Media-aandacht werkt averechts
Politicoloog Michael Barkun beschrijft samenzweringstheorieën als ‘gestigmatiseerde kennis’, waarin pogingen om de beweringen ongeldig te maken alleen maar de overtuigingen versterken van volgelingen, die deze inspanningen zien als bewijs dat machthebbers willen dat de theorieën worden gemuilkorfd. Dit is dezelfde stimulans die ongetwijfeld heeft bijgedragen aan het transformeren van het onopgeloste mysterie van William Morgan’s verdwijning in een landelijke politieke beweging.
QAnon-discussies geven de reguliere media vaak de schuld voor het opzettelijk in diskrediet brengen van hen om de kliek te steunen. Onder een YouTube-video waarin Q werd uitgelegd, schreef een commentator: “’Conspiracy Theory’ is CIA-spreek voor ‘Uh-oh! Ze WETEN het! ”” Een poster op het “Q Research Forum” vroeg zich af “waar is de journalist die een ‘wat de [reguliere media] je niet vertellen over het Q’-verhaal?’

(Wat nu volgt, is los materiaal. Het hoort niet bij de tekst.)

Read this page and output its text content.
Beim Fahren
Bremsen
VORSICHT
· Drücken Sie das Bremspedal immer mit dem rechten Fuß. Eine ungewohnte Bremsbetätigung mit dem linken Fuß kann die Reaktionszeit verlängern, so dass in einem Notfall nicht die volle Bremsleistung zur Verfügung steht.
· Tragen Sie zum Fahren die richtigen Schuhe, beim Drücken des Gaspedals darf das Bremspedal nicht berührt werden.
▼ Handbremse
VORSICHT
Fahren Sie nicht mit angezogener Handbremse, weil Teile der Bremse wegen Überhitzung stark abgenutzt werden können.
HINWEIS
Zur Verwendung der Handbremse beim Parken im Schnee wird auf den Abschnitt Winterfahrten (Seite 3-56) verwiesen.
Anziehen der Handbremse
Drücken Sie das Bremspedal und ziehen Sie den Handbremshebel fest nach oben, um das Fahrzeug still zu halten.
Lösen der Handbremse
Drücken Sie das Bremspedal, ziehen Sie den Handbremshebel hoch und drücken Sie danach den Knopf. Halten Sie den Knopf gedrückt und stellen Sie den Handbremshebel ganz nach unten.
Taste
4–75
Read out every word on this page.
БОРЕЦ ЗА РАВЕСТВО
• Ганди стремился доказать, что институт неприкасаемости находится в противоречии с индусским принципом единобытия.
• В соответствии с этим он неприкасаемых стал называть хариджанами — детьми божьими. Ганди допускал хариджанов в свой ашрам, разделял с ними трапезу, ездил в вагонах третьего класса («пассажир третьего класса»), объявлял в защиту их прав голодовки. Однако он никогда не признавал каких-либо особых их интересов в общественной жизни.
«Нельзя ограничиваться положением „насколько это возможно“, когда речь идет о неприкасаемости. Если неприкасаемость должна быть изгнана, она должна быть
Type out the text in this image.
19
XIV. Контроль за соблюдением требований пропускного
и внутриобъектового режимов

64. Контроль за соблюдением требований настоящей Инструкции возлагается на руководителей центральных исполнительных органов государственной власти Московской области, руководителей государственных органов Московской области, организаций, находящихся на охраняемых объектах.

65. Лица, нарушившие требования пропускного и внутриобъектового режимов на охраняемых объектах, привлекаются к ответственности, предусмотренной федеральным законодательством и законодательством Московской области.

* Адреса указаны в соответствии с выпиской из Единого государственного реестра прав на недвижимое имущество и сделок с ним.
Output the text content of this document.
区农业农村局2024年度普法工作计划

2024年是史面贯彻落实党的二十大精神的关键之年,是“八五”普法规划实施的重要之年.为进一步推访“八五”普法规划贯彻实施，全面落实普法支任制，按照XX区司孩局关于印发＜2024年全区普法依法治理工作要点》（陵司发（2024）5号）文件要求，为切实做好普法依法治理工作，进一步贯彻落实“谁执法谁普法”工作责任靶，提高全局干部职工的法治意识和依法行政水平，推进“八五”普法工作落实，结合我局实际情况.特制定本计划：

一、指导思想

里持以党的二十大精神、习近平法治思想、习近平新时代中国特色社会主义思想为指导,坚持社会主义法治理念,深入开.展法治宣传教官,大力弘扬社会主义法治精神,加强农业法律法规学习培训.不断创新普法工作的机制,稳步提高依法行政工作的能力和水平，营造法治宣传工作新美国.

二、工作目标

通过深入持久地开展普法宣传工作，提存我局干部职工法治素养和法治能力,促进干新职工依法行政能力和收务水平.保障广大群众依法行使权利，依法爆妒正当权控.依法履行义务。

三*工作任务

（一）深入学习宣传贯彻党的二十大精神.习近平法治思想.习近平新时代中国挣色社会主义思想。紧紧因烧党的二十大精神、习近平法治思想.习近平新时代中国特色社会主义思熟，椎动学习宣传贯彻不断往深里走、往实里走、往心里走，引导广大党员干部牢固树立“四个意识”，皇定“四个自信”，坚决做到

Uit een Emerson-peiling van 2019 bleek dat 5% van de Amerikanen in QAnon gelooft. Dit lijkt misschien een klein aantal. Maar verkiezingen kunnen dienen als belangrijke platforms om bewegingen uit te breiden. Op hun meest basale niveau stellen ze meer kiezers bloot aan individuen die bepaalde overtuigingen en ideeën hebben.
Zelfs een kleine groep gemotiveerde samenzweerders kan een te groot effect hebben op de samenleving in het algemeen, zoals in de anti-maçonnieke partij, en een toenemende vertegenwoordiging in gekozen functionarissen kan uiteindelijk marginale overtuigingen legitimeren. Dit geldt met name als die politici, zoals Greene, worden belasterd door zowel de media als het politieke establishment.